Psychiatre plutôt spécialisé dans la thérapie des Troubles Obsessionnels Compulsifs, l'auteur propose un ouvrage à la fois accessible et détaillé sur les spécificités et l'accompagnement du deuil, après avoir lui-même été pris au dépourvu par ses propres manques lors d'une consultation.
Le livre articule un regard général sur le processus de deuil et ses aspects contre-intuitifs (en particulier sa temporalité qui prend au dépourvu et la difficulté pour les personnes concernées à être comprises sur le long terme -"au cours des mois, de moins en moins de personnes pensent au défunt ou à l'endeuillé", "aucun proche ne perd la même personne", ...-) et un regard plus technique, par exemple sur les conséquences du deuil sur la santé physique et mentale (et les vulnérabilités qui augmentent le risque que le deuil soit un deuil pathologique), l'attitude à tenir face aux enfants qui est selon l'auteur peu documentée (principalement prendre la souffrance autant au sérieux que celle des adultes, prendre en compte leurs représentations et les contresens qu'ils pourraient faire, ne pas minimiser la situation ou tenir de propos contradictoires car les enfants finiront par le savoir, ...) ou encore le rapport au deuil des soignants.
Plus que d'autres ouvrages sur le sujet, celui-ci s'attarde sur les spécificités du deuil pathologique.

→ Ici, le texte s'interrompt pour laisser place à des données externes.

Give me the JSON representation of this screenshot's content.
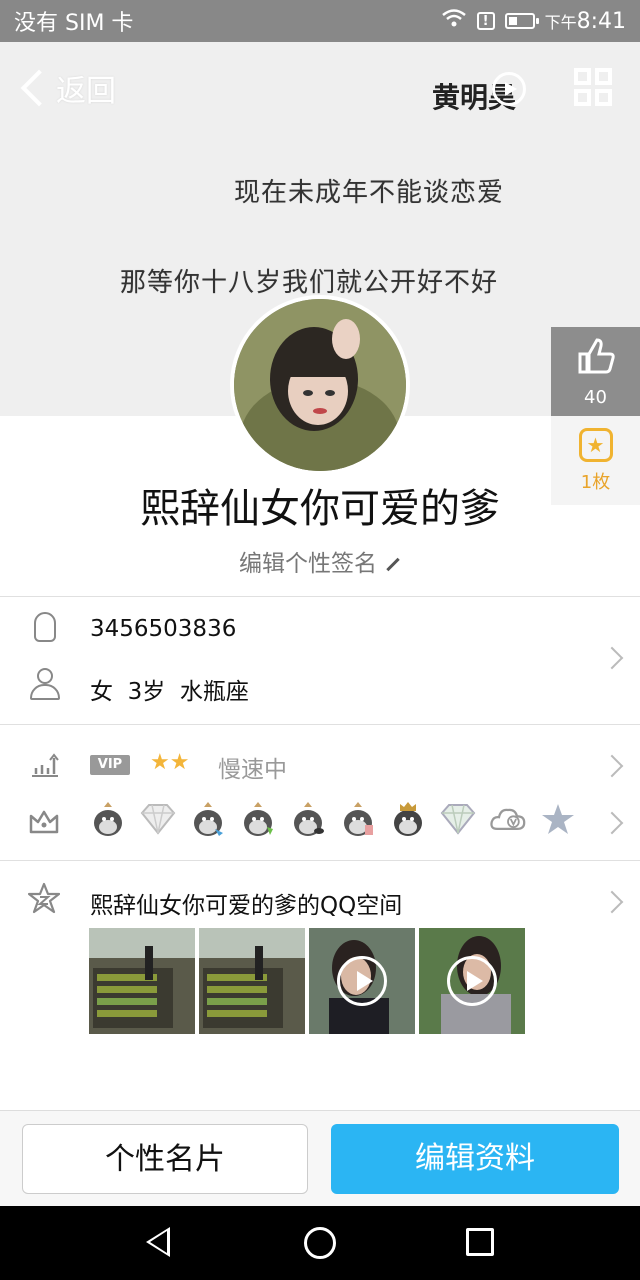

C'est un sujet particulièrement délicat : Christophe Fauré, autre expert, insiste par exemple sur l'importance de respecter des comportements qui pourraient paraître extrêmes et pathologiques, Emmanuelle Zech (citée plusieurs fois) disait récemment dans une conférence que la distinction entre deuil normal et pathologique n'apportait rien à ses accompagnements, le fait de pathologiser certaines attitudes risque d'amplifier le manque d'attention et d'écoute évoquée plus haut... autant dire que je n'ai pas tout à fait abordé cette partie avec un enthousiasme incontrôlable.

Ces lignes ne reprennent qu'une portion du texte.